Дитя огня | страница 72
Арвид тоже не считал себя другом Вильгельма, хотя и не встал с места, когда Осмонд и Бото последовали за Бернардом. Графу казалось естественным то, что советники его избегают, и он старался всегда находиться в окружении монахов. Он неустанно повторял, что своей настоящей семьей считает тех, с кем посещает богослужения, постится и целые дни, а иногда и ночи посвящает молитве, но в действительности для них он оставался таким же неприступным, как для Бернарда и Бото. Ни с одним человеком Арвид не проводил больше времени, чем с Вильгельмом, но, несмотря на это, за последние два с половиной года они ни разу не поговорили по душам, не поделились своими чувствами, не произнесли дружеских клятв. Арвид был даже рад этому. Он мог бы подружиться с Вильгельмом: конечно, тот был графом и воином, но не властным и жестоким, а скорее задумчивым, и всегда печалился оттого, что не имел возможности вести праведную жизнь. Однако в душе Арвида тоже жила печаль, и если Вильгельм не мог ни на кого выплеснуть свою злость, то послушник именно графа обвинял в том, что вынужден жить вдали от Жюмьежского монастыря.
– В Пуатье, – вырвалось у Вильгельма, – в том городе, где правит Гильом Патлатый и будет жить Герлок, есть много монастырей.
Арвид бросил на него удивленный взгляд: у такой женщины, как Герлок, это обстоятельство вызвало бы куда меньше восторга, чем великолепие ее будущего замка.
– Возможно, один из них согласится прислать в Жюмьеж несколько братьев, которые могли бы помочь в восстановлении обители.

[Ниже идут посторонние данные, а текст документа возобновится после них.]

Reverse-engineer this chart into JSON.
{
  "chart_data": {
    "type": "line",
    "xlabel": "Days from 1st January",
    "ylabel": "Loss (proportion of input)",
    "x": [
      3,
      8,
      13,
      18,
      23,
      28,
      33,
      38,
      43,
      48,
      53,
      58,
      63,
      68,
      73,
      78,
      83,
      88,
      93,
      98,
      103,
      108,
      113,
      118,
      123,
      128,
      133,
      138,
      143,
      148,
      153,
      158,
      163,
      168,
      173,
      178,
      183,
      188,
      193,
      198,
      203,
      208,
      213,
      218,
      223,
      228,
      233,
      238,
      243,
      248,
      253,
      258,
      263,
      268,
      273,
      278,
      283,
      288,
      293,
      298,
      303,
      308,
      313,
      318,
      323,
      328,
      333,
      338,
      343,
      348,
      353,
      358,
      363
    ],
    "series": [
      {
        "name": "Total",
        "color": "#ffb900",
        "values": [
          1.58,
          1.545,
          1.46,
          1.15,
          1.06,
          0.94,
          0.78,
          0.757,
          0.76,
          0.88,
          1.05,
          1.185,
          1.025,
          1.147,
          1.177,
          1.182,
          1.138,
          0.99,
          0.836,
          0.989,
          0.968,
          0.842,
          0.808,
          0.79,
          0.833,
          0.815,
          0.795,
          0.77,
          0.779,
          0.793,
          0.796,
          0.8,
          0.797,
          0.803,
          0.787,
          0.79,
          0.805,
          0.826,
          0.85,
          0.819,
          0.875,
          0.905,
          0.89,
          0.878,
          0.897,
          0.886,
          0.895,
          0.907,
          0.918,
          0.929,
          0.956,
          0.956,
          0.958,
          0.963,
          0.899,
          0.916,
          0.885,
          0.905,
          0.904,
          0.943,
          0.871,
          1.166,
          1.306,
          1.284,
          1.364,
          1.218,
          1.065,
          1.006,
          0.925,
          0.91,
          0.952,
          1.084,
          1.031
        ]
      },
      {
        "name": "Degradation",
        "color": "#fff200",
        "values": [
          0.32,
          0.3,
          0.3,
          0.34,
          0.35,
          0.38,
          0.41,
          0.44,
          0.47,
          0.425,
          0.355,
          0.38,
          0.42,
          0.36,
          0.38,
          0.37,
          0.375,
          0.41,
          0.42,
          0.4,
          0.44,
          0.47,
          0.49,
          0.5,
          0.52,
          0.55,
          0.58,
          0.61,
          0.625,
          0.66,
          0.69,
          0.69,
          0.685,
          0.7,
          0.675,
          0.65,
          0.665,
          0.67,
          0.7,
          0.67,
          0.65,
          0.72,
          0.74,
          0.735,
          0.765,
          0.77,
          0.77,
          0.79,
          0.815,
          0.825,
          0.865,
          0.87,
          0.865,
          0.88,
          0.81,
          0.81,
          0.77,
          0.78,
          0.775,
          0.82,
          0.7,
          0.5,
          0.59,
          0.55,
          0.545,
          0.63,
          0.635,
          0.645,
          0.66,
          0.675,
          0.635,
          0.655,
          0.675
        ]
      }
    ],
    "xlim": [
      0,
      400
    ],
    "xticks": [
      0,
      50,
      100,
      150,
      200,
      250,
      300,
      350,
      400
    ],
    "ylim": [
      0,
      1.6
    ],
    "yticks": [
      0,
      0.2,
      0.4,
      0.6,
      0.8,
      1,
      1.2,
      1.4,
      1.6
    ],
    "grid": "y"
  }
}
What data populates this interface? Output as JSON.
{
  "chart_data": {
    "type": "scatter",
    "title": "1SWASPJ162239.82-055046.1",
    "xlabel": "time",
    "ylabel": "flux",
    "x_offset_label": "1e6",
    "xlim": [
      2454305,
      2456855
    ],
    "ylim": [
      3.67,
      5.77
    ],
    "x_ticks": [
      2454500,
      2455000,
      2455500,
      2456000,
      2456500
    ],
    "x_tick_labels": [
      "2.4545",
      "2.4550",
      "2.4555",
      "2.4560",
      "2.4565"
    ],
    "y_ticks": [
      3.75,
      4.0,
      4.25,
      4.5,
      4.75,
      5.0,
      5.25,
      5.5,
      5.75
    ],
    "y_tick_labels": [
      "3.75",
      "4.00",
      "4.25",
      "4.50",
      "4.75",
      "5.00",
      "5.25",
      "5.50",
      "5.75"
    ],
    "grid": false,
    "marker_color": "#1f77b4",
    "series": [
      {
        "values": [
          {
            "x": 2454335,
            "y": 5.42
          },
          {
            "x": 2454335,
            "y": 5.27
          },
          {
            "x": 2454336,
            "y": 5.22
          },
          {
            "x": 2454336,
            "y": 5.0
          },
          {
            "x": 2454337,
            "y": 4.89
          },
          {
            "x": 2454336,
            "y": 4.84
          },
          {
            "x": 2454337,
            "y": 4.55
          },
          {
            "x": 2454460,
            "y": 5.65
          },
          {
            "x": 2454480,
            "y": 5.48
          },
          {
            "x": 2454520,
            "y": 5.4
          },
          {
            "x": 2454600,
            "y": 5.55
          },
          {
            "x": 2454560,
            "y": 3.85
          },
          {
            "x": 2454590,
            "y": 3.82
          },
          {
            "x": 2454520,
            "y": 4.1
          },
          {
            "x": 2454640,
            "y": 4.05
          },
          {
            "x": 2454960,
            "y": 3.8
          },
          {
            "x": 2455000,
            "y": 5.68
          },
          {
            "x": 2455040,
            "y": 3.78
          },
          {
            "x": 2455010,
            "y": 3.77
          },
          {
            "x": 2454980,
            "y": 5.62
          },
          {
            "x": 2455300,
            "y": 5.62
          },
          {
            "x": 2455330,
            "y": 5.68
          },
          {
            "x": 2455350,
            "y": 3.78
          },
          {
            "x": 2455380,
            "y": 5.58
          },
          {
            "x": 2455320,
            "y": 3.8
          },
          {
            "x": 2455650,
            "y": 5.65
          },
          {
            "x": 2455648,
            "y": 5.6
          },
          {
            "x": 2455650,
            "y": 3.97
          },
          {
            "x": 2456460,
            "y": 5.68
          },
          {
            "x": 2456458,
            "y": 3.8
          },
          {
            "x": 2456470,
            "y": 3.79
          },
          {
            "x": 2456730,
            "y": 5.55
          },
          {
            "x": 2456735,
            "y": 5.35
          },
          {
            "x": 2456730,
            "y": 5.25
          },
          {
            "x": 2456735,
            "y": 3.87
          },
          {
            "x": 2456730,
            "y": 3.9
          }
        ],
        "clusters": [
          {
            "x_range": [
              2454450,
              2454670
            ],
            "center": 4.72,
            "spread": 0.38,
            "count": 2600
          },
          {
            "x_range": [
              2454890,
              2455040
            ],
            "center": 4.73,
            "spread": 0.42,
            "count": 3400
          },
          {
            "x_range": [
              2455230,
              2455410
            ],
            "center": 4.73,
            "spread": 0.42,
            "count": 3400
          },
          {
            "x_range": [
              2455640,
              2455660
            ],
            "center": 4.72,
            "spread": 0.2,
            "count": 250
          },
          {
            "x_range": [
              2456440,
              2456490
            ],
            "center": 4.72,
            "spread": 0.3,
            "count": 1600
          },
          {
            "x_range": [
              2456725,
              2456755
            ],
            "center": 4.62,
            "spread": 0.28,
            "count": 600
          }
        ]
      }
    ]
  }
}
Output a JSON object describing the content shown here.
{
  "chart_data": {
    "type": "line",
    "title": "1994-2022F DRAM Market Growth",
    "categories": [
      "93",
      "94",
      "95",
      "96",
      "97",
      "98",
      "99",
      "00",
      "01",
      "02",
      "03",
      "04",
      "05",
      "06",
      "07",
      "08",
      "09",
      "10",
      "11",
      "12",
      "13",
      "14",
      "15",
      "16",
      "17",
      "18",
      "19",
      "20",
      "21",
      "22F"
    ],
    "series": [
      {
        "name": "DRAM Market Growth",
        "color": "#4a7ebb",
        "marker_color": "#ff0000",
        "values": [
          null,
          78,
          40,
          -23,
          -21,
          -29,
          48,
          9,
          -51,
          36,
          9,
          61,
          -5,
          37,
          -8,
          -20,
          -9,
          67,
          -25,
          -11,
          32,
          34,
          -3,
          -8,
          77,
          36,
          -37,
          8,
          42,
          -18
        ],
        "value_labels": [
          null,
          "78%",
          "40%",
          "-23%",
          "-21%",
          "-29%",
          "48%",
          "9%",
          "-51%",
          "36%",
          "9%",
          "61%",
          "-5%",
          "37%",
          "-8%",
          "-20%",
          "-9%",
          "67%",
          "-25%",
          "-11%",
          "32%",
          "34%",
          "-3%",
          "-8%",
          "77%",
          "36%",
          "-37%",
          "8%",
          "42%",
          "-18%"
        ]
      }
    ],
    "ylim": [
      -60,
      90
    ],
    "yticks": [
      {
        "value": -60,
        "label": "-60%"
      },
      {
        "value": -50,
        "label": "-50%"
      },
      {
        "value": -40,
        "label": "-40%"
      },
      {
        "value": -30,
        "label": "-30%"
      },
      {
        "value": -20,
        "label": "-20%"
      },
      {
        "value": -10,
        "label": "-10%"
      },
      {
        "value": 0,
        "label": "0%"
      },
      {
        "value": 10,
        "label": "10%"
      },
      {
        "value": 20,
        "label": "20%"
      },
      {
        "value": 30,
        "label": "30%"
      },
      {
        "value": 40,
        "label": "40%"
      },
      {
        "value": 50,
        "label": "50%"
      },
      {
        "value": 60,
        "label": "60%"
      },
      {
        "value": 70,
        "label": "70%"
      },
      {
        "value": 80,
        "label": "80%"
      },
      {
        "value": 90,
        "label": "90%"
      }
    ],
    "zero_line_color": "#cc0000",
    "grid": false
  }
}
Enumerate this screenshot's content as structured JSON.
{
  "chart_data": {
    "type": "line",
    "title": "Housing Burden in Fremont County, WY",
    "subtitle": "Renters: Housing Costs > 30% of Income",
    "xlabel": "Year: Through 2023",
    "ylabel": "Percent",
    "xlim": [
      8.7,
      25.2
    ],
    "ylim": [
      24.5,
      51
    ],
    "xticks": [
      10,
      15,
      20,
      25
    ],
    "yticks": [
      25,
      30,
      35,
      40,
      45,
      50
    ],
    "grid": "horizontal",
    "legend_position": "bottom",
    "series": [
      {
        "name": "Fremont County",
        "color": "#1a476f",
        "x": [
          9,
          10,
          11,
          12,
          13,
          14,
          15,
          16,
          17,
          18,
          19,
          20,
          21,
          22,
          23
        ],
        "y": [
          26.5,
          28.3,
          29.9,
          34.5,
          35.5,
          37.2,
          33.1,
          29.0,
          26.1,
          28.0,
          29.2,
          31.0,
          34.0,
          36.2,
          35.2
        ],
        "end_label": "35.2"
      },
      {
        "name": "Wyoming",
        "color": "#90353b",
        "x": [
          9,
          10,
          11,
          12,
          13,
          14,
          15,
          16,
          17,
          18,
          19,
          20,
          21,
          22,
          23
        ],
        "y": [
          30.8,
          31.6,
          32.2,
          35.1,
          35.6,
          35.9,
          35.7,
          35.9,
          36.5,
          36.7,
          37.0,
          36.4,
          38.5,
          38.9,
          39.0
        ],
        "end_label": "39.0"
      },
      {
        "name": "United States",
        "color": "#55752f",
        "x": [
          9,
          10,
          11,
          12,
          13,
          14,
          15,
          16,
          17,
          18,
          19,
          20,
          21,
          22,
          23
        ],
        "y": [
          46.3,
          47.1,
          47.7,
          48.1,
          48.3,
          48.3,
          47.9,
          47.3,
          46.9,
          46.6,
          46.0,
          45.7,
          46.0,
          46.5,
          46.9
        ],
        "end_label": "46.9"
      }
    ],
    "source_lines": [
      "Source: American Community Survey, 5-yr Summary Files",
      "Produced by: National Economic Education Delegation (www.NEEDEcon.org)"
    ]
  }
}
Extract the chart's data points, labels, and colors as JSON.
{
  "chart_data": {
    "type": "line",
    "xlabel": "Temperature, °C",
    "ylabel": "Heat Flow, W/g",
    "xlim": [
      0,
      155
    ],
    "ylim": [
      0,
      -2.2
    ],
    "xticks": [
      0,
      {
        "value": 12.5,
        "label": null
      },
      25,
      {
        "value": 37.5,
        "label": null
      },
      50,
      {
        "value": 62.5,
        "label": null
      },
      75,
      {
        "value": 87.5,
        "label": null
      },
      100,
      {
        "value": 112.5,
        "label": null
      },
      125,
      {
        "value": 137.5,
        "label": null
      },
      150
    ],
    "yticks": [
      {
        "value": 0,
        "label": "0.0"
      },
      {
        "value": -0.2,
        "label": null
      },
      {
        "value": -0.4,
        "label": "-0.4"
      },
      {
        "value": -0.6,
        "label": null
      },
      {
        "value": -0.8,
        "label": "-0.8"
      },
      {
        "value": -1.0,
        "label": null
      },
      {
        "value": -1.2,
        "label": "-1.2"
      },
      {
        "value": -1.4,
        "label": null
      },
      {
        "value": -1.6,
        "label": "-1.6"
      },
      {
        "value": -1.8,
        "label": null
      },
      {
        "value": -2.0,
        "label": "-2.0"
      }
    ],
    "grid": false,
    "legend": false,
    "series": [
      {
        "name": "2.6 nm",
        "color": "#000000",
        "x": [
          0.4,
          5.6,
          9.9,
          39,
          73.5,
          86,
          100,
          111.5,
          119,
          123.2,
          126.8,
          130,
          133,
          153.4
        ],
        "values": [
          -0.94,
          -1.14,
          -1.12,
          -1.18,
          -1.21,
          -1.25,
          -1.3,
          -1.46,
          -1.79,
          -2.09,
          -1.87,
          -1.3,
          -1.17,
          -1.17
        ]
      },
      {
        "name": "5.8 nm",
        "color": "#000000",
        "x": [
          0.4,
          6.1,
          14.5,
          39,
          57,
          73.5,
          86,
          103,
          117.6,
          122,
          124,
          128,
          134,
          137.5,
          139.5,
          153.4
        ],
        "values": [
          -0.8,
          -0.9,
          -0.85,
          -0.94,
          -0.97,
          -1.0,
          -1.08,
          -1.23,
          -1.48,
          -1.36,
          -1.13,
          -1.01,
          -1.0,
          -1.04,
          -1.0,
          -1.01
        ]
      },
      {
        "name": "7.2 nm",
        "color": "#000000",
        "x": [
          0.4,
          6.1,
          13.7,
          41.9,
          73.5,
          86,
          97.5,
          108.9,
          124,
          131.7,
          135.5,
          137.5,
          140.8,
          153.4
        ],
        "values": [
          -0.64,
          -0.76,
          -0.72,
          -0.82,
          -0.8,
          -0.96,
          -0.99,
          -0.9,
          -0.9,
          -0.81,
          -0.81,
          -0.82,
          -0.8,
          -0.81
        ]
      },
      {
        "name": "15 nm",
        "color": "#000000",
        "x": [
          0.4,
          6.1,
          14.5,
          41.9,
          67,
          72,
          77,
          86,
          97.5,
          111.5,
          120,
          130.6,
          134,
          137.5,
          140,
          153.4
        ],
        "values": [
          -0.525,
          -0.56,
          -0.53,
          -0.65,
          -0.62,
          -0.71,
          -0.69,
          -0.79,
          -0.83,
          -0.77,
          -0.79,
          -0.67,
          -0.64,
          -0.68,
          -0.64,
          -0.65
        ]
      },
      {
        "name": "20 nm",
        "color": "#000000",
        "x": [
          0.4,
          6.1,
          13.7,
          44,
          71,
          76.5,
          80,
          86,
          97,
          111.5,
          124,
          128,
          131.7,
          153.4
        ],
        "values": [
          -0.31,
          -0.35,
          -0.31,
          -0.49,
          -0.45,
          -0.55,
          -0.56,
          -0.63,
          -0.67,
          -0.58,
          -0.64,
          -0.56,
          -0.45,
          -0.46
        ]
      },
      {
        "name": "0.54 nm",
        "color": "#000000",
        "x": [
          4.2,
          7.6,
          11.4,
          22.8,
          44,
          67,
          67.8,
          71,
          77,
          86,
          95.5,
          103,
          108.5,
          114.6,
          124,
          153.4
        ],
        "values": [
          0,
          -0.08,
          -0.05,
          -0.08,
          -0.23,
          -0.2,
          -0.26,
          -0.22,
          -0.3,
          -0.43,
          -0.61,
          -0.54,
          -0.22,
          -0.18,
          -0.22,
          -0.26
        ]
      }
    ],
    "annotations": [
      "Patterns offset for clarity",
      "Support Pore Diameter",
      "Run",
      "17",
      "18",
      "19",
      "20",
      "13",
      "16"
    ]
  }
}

Арвиду с трудом удалось сдержаться и не сжать пальцы в кулак. Если Вильгельм так беспокоится о судьбе монастыря, то почему он держит его здесь, возле себя? Знает ли граф вообще, что он, Арвид, попал сюда не по своей воле, а исключительно по желанию аббата Годуэна?
Мышцы Арвида напряглись, во рту пересохло, но он овладел собой и сдавленным голосом сказал:
– Это хорошая мысль.
Вильгельм, как это часто бывало, не заметил его ярости. Возможно, из-за того, что он ни одного человека не подпускал к себе достаточно близко, чтобы заглянуть в потайные уголки его души. Возможно, Арвид просто слишком хорошо научился скрывать свой гнев, казаться спокойным и скромным. И лишь иногда его, как в тот раз с Годуэном, охватывало желание громко закричать, что-то разбить, ударить кого-то – не важно, кого именно: Вильгельма, Бернарда Датчанина или Матильду. Да, когда Арвид о ней подумал, ему вдруг захотелось не притянуть ее к себе и сжать в объятиях, как утром, а встряхнуть за плечи, а потом толкнуть, чтобы она пошатнулась, упала на землю и не смогла подняться. Дать волю самым темным сторонам своей души было лучше, чем слышать в себе голос, тоскующий по теплу, нежности и любви.